Fetal Programming of Intrauterine Growth Restricted Skeletal Muscle Stem Cell Function

Authors

Micah Most, University of Nebraska - LincolnFollow

Document Type

Thesis

Date of this Version

Fall 10-28-2019

Citation

Most, M. 2019. Fetal programming of intrauterine growth restricted skeletal muscle stem cell function. Undergraduate Honors Thesis. University of Nebraska-Lincoln.

Comments

Copyright Micah Most 2019

Abstract

Intrauterine growth restriction (IUGR) reduces skeletal muscle mass in fetuses and offspring. The objective of this study was to determine if myoblasts (skeletal muscle stem cells) from maternal inflammation induced intrauterine growth-restricted (MI-IUGR) fetuses are less responsive to proliferation-stimulating factors in culture. Ovine MI-IUGR fetal myoblasts were isolated at 125 days of gestational age (dGA, term = 150 dGA), grown for 72 hours in complete growth media spiked with insulin, tumor necrosis factor α (TNFα), or unspiked (basal), and analyzed for ex vivo proliferative capacity via a 2 hour EdU pulse. A second set of myoblasts were differentiated in differentiation media (2% fetal bovine serum) for 96 hours. MI-IUGR reduced (p < 0.05) fetal weight by ~22% at 125dGA compared to controls. No interacting effects of experimental group x media condition were observed for proliferation or differentiation rates.

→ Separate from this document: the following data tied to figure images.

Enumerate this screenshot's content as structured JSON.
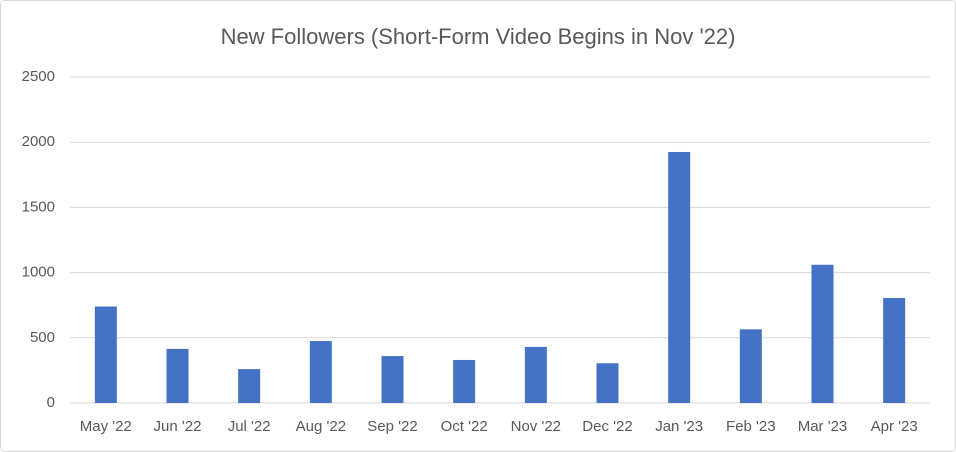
{
  "chart_data": {
    "type": "bar",
    "title": "New Followers (Short-Form Video Begins in Nov '22)",
    "categories": [
      "May '22",
      "Jun '22",
      "Jul '22",
      "Aug '22",
      "Sep '22",
      "Oct '22",
      "Nov '22",
      "Dec '22",
      "Jan '23",
      "Feb '23",
      "Mar '23",
      "Apr '23"
    ],
    "values": [
      740,
      415,
      260,
      475,
      360,
      330,
      430,
      305,
      1925,
      565,
      1060,
      805
    ],
    "color": "#4472c4",
    "ylim": [
      0,
      2500
    ],
    "yticks": [
      0,
      500,
      1000,
      1500,
      2000,
      2500
    ],
    "grid": true
  }
}
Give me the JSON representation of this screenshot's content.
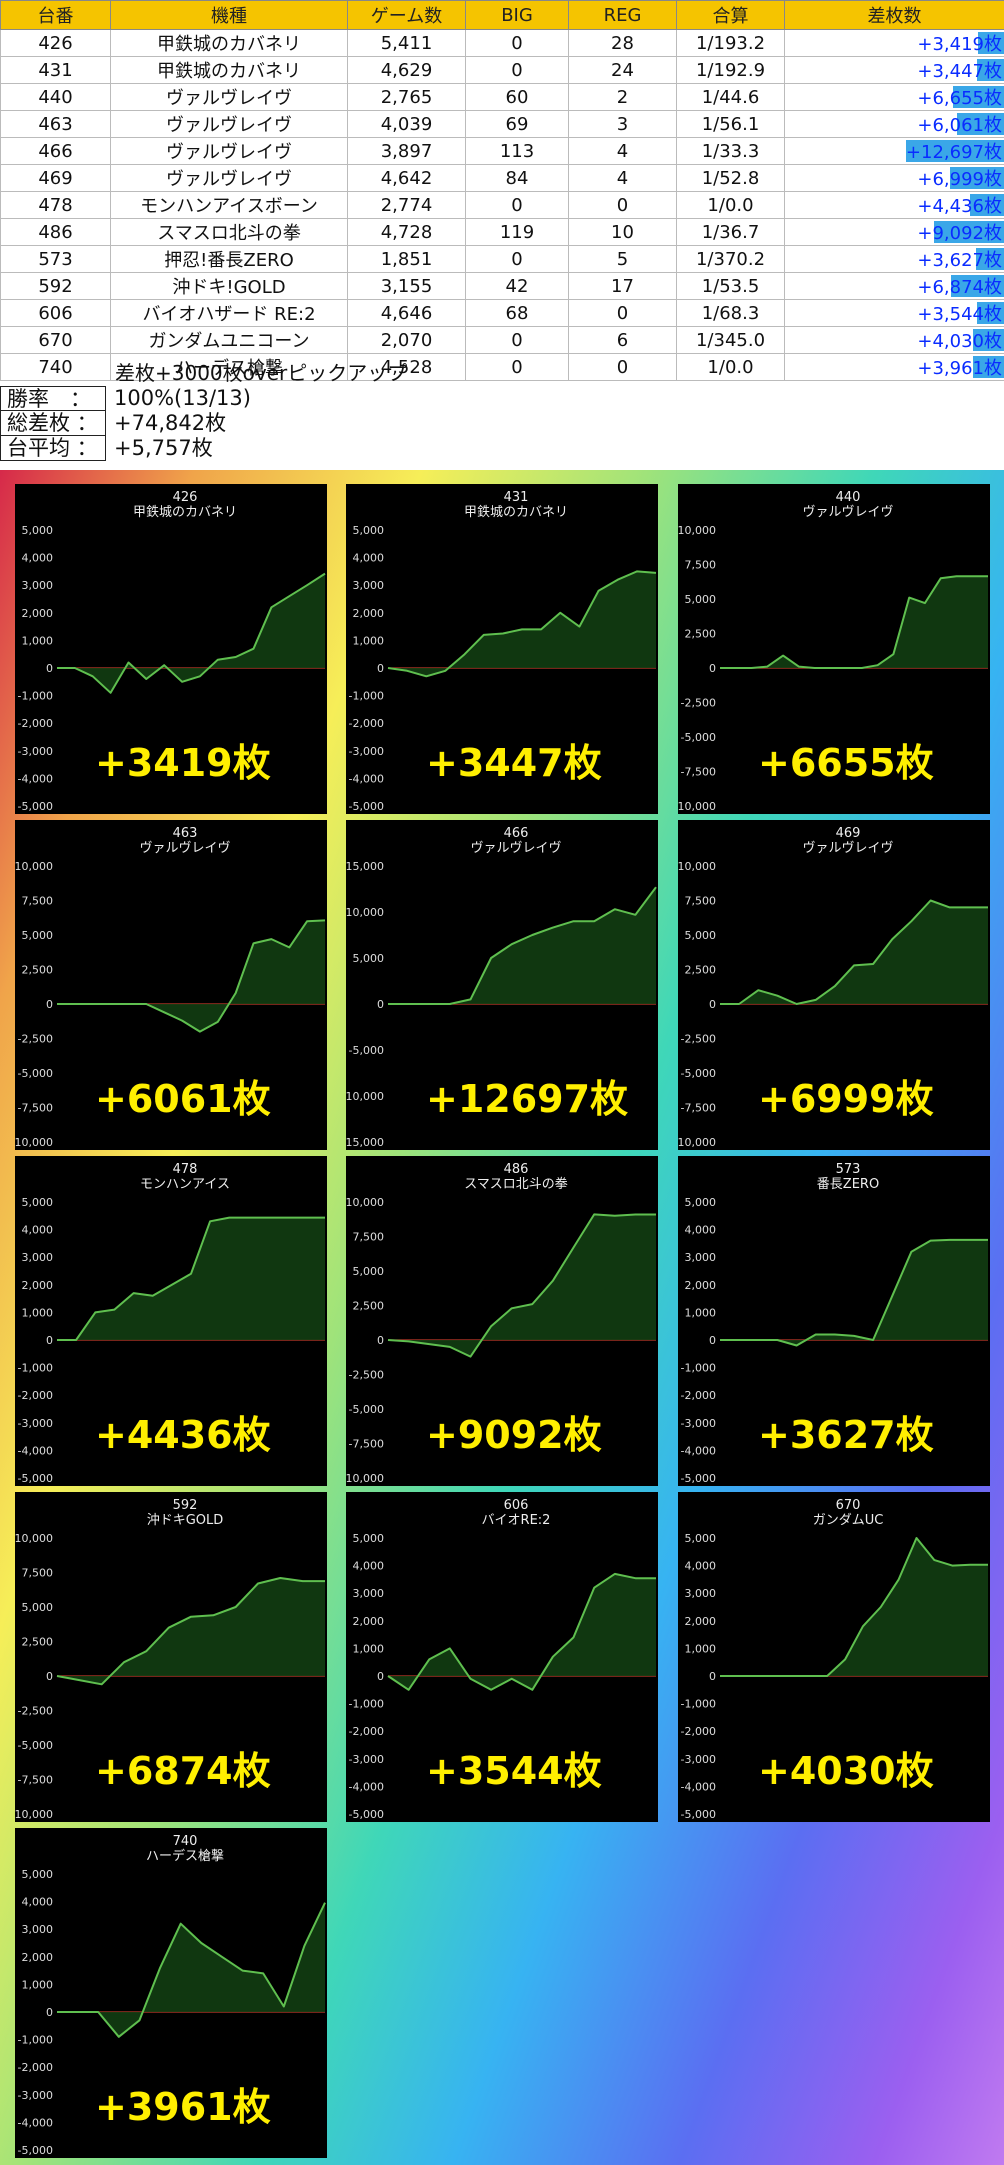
{
  "table": {
    "headers": [
      "台番",
      "機種",
      "ゲーム数",
      "BIG",
      "REG",
      "合算",
      "差枚数"
    ],
    "rows": [
      {
        "num": "426",
        "model": "甲鉄城のカバネリ",
        "games": "5,411",
        "big": "0",
        "reg": "28",
        "total": "1/193.2",
        "diff": "+3,419枚",
        "diff_value": 3419
      },
      {
        "num": "431",
        "model": "甲鉄城のカバネリ",
        "games": "4,629",
        "big": "0",
        "reg": "24",
        "total": "1/192.9",
        "diff": "+3,447枚",
        "diff_value": 3447
      },
      {
        "num": "440",
        "model": "ヴァルヴレイヴ",
        "games": "2,765",
        "big": "60",
        "reg": "2",
        "total": "1/44.6",
        "diff": "+6,655枚",
        "diff_value": 6655
      },
      {
        "num": "463",
        "model": "ヴァルヴレイヴ",
        "games": "4,039",
        "big": "69",
        "reg": "3",
        "total": "1/56.1",
        "diff": "+6,061枚",
        "diff_value": 6061
      },
      {
        "num": "466",
        "model": "ヴァルヴレイヴ",
        "games": "3,897",
        "big": "113",
        "reg": "4",
        "total": "1/33.3",
        "diff": "+12,697枚",
        "diff_value": 12697
      },
      {
        "num": "469",
        "model": "ヴァルヴレイヴ",
        "games": "4,642",
        "big": "84",
        "reg": "4",
        "total": "1/52.8",
        "diff": "+6,999枚",
        "diff_value": 6999
      },
      {
        "num": "478",
        "model": "モンハンアイスボーン",
        "games": "2,774",
        "big": "0",
        "reg": "0",
        "total": "1/0.0",
        "diff": "+4,436枚",
        "diff_value": 4436
      },
      {
        "num": "486",
        "model": "スマスロ北斗の拳",
        "games": "4,728",
        "big": "119",
        "reg": "10",
        "total": "1/36.7",
        "diff": "+9,092枚",
        "diff_value": 9092
      },
      {
        "num": "573",
        "model": "押忍!番長ZERO",
        "games": "1,851",
        "big": "0",
        "reg": "5",
        "total": "1/370.2",
        "diff": "+3,627枚",
        "diff_value": 3627
      },
      {
        "num": "592",
        "model": "沖ドキ!GOLD",
        "games": "3,155",
        "big": "42",
        "reg": "17",
        "total": "1/53.5",
        "diff": "+6,874枚",
        "diff_value": 6874
      },
      {
        "num": "606",
        "model": "バイオハザード RE:2",
        "games": "4,646",
        "big": "68",
        "reg": "0",
        "total": "1/68.3",
        "diff": "+3,544枚",
        "diff_value": 3544
      },
      {
        "num": "670",
        "model": "ガンダムユニコーン",
        "games": "2,070",
        "big": "0",
        "reg": "6",
        "total": "1/345.0",
        "diff": "+4,030枚",
        "diff_value": 4030
      },
      {
        "num": "740",
        "model": "ハーデス槍撃",
        "games": "4,528",
        "big": "0",
        "reg": "0",
        "total": "1/0.0",
        "diff": "+3,961枚",
        "diff_value": 3961
      }
    ],
    "bar_color": "#3aa7e8",
    "header_color": "#f5c400"
  },
  "note": "差枚+3000枚overピックアップ",
  "stats": [
    {
      "label": "勝率　：",
      "value": "100%(13/13)"
    },
    {
      "label": "総差枚 ：",
      "value": "+74,842枚"
    },
    {
      "label": "台平均 ：",
      "value": "+5,757枚"
    }
  ],
  "colors": {
    "line": "#5fbf4f",
    "fill": "#123d12",
    "zero_line": "#c0392b",
    "big_label": "#ffef00"
  },
  "chart_data": [
    {
      "type": "area",
      "number": "426",
      "name": "甲鉄城のカバネリ",
      "label": "+3419枚",
      "ylim": [
        -5000,
        5000
      ],
      "ticks": [
        "5,000",
        "4,000",
        "3,000",
        "2,000",
        "1,000",
        "0",
        "-1,000",
        "-2,000",
        "-3,000",
        "-4,000",
        "-5,000"
      ],
      "values": [
        0,
        0,
        -300,
        -900,
        200,
        -400,
        100,
        -500,
        -300,
        300,
        400,
        700,
        2200,
        2600,
        3000,
        3419
      ]
    },
    {
      "type": "area",
      "number": "431",
      "name": "甲鉄城のカバネリ",
      "label": "+3447枚",
      "ylim": [
        -5000,
        5000
      ],
      "ticks": [
        "5,000",
        "4,000",
        "3,000",
        "2,000",
        "1,000",
        "0",
        "-1,000",
        "-2,000",
        "-3,000",
        "-4,000",
        "-5,000"
      ],
      "values": [
        0,
        -100,
        -300,
        -100,
        500,
        1200,
        1250,
        1400,
        1400,
        2000,
        1500,
        2800,
        3200,
        3500,
        3447
      ]
    },
    {
      "type": "area",
      "number": "440",
      "name": "ヴァルヴレイヴ",
      "label": "+6655枚",
      "ylim": [
        -10000,
        10000
      ],
      "ticks": [
        "10,000",
        "7,500",
        "5,000",
        "2,500",
        "0",
        "-2,500",
        "-5,000",
        "-7,500",
        "-10,000"
      ],
      "values": [
        0,
        0,
        0,
        100,
        900,
        100,
        0,
        0,
        0,
        0,
        200,
        1000,
        5100,
        4700,
        6500,
        6655,
        6655,
        6655
      ]
    },
    {
      "type": "area",
      "number": "463",
      "name": "ヴァルヴレイヴ",
      "label": "+6061枚",
      "ylim": [
        -10000,
        10000
      ],
      "ticks": [
        "10,000",
        "7,500",
        "5,000",
        "2,500",
        "0",
        "-2,500",
        "-5,000",
        "-7,500",
        "-10,000"
      ],
      "values": [
        0,
        0,
        0,
        0,
        0,
        0,
        -600,
        -1200,
        -2000,
        -1300,
        800,
        4400,
        4700,
        4100,
        6000,
        6061
      ]
    },
    {
      "type": "area",
      "number": "466",
      "name": "ヴァルヴレイヴ",
      "label": "+12697枚",
      "ylim": [
        -15000,
        15000
      ],
      "ticks": [
        "15,000",
        "10,000",
        "5,000",
        "0",
        "-5,000",
        "-10,000",
        "-15,000"
      ],
      "values": [
        0,
        0,
        0,
        0,
        500,
        5000,
        6500,
        7500,
        8300,
        9000,
        9000,
        10300,
        9700,
        12697
      ]
    },
    {
      "type": "area",
      "number": "469",
      "name": "ヴァルヴレイヴ",
      "label": "+6999枚",
      "ylim": [
        -10000,
        10000
      ],
      "ticks": [
        "10,000",
        "7,500",
        "5,000",
        "2,500",
        "0",
        "-2,500",
        "-5,000",
        "-7,500",
        "-10,000"
      ],
      "values": [
        0,
        0,
        1000,
        600,
        0,
        300,
        1300,
        2800,
        2900,
        4700,
        6000,
        7500,
        6999,
        6999,
        6999
      ]
    },
    {
      "type": "area",
      "number": "478",
      "name": "モンハンアイス",
      "label": "+4436枚",
      "ylim": [
        -5000,
        5000
      ],
      "ticks": [
        "5,000",
        "4,000",
        "3,000",
        "2,000",
        "1,000",
        "0",
        "-1,000",
        "-2,000",
        "-3,000",
        "-4,000",
        "-5,000"
      ],
      "values": [
        0,
        0,
        1000,
        1100,
        1700,
        1600,
        2000,
        2400,
        4300,
        4436,
        4436,
        4436,
        4436,
        4436,
        4436
      ]
    },
    {
      "type": "area",
      "number": "486",
      "name": "スマスロ北斗の拳",
      "label": "+9092枚",
      "ylim": [
        -10000,
        10000
      ],
      "ticks": [
        "10,000",
        "7,500",
        "5,000",
        "2,500",
        "0",
        "-2,500",
        "-5,000",
        "-7,500",
        "-10,000"
      ],
      "values": [
        0,
        -100,
        -300,
        -500,
        -1200,
        1000,
        2300,
        2600,
        4300,
        6700,
        9100,
        9000,
        9092,
        9092
      ]
    },
    {
      "type": "area",
      "number": "573",
      "name": "番長ZERO",
      "label": "+3627枚",
      "ylim": [
        -5000,
        5000
      ],
      "ticks": [
        "5,000",
        "4,000",
        "3,000",
        "2,000",
        "1,000",
        "0",
        "-1,000",
        "-2,000",
        "-3,000",
        "-4,000",
        "-5,000"
      ],
      "values": [
        0,
        0,
        0,
        0,
        -200,
        200,
        200,
        150,
        0,
        1600,
        3200,
        3600,
        3627,
        3627,
        3627
      ]
    },
    {
      "type": "area",
      "number": "592",
      "name": "沖ドキGOLD",
      "label": "+6874枚",
      "ylim": [
        -10000,
        10000
      ],
      "ticks": [
        "10,000",
        "7,500",
        "5,000",
        "2,500",
        "0",
        "-2,500",
        "-5,000",
        "-7,500",
        "-10,000"
      ],
      "values": [
        0,
        -300,
        -600,
        1000,
        1800,
        3500,
        4300,
        4400,
        5000,
        6700,
        7100,
        6874,
        6874
      ]
    },
    {
      "type": "area",
      "number": "606",
      "name": "バイオRE:2",
      "label": "+3544枚",
      "ylim": [
        -5000,
        5000
      ],
      "ticks": [
        "5,000",
        "4,000",
        "3,000",
        "2,000",
        "1,000",
        "0",
        "-1,000",
        "-2,000",
        "-3,000",
        "-4,000",
        "-5,000"
      ],
      "values": [
        0,
        -500,
        600,
        1000,
        -100,
        -500,
        -100,
        -500,
        700,
        1400,
        3200,
        3700,
        3544,
        3544
      ]
    },
    {
      "type": "area",
      "number": "670",
      "name": "ガンダムUC",
      "label": "+4030枚",
      "ylim": [
        -5000,
        5000
      ],
      "ticks": [
        "5,000",
        "4,000",
        "3,000",
        "2,000",
        "1,000",
        "0",
        "-1,000",
        "-2,000",
        "-3,000",
        "-4,000",
        "-5,000"
      ],
      "values": [
        0,
        0,
        0,
        0,
        0,
        0,
        0,
        600,
        1800,
        2500,
        3500,
        5000,
        4200,
        4000,
        4030,
        4030
      ]
    },
    {
      "type": "area",
      "number": "740",
      "name": "ハーデス槍撃",
      "label": "+3961枚",
      "ylim": [
        -5000,
        5000
      ],
      "ticks": [
        "5,000",
        "4,000",
        "3,000",
        "2,000",
        "1,000",
        "0",
        "-1,000",
        "-2,000",
        "-3,000",
        "-4,000",
        "-5,000"
      ],
      "values": [
        0,
        0,
        0,
        -900,
        -300,
        1600,
        3200,
        2500,
        2000,
        1500,
        1400,
        200,
        2400,
        3961
      ]
    }
  ]
}
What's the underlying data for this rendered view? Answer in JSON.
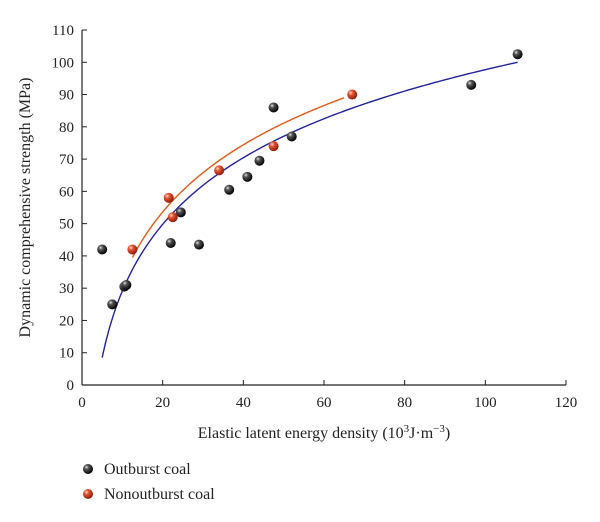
{
  "chart_data": {
    "type": "scatter",
    "xlabel": "Elastic latent energy density (10^3J·m^−3)",
    "xlabel_parts": {
      "prefix": "Elastic latent energy density (10",
      "exp": "3",
      "mid": "J·m",
      "exp2": "−3",
      "suffix": ")"
    },
    "ylabel": "Dynamic comprehensive strength (MPa)",
    "xlim": [
      0,
      120
    ],
    "ylim": [
      0,
      110
    ],
    "xticks": [
      0,
      20,
      40,
      60,
      80,
      100,
      120
    ],
    "yticks": [
      0,
      10,
      20,
      30,
      40,
      50,
      60,
      70,
      80,
      90,
      100,
      110
    ],
    "grid": false,
    "legend_position": "bottom-left, below plot",
    "series": [
      {
        "name": "Outburst coal",
        "color": "#1a1a1a",
        "marker": "sphere",
        "points": [
          [
            5,
            42
          ],
          [
            7.5,
            25
          ],
          [
            10.5,
            30.5
          ],
          [
            11,
            31
          ],
          [
            22,
            44
          ],
          [
            24.5,
            53.5
          ],
          [
            29,
            43.5
          ],
          [
            36.5,
            60.5
          ],
          [
            41,
            64.5
          ],
          [
            44,
            69.5
          ],
          [
            47.5,
            86
          ],
          [
            52,
            77
          ],
          [
            96.5,
            93
          ],
          [
            108,
            102.5
          ]
        ],
        "fit": {
          "color": "#22229a",
          "x_range": [
            5,
            108
          ],
          "y_at_start": 8.5,
          "y_at_end": 100
        }
      },
      {
        "name": "Nonoutburst coal",
        "color": "#d23a20",
        "marker": "sphere",
        "points": [
          [
            12.5,
            42
          ],
          [
            21.5,
            58
          ],
          [
            22.5,
            52
          ],
          [
            34,
            66.5
          ],
          [
            47.5,
            74
          ],
          [
            67,
            90
          ]
        ],
        "fit": {
          "color": "#e05a18",
          "x_range": [
            12.5,
            65
          ],
          "y_at_start": 39.5,
          "y_at_end": 89
        }
      }
    ]
  }
}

MI-IUGR increased (p < 0.05) myoblast ex vivo proliferation rates relative to controls independent of media condition. Incubation with insulin increased (p < 0.05) ex vivo myoblast proliferation rates independent of experimental group. No differences in proliferation rates were observed in media spiked with TNFα compared to basal media. The response to insulin and the lack of response to TNFα for proliferation indicate that fetal myoblast proliferation is not responsive to the effects of cytokines during this stage of development. MI-IUGR myoblasts exhibited diminished (p < 0.05) biomarkers for ex vivo differentiation rates. The early differentiation marker, myogenin, was present in fewer (p < 0.06) MI-IUGR myoblasts following 4d differentiation relative to controls; the late differentiation marker, desmin, was also expressed by fewer (p < 0.05) MI-IUGR myoblasts relative to controls regardless of media condition. Fewer cells (p < 0.05) cultured in TNFα-spiked media stained positive for desmin relative to basal and insulin media treatments, regardless of experimental group, indicating that myoblast differentiation is responsive to cytokines at the fetal stage. Based on these findings, we conclude that MI-IUGR creates intrinsic fetal myoblast dysfunction that interferes with their ability to exit the cell cycle (proceed from proliferation to differentiation), which results in their reduced capacity to facilitate muscle growth.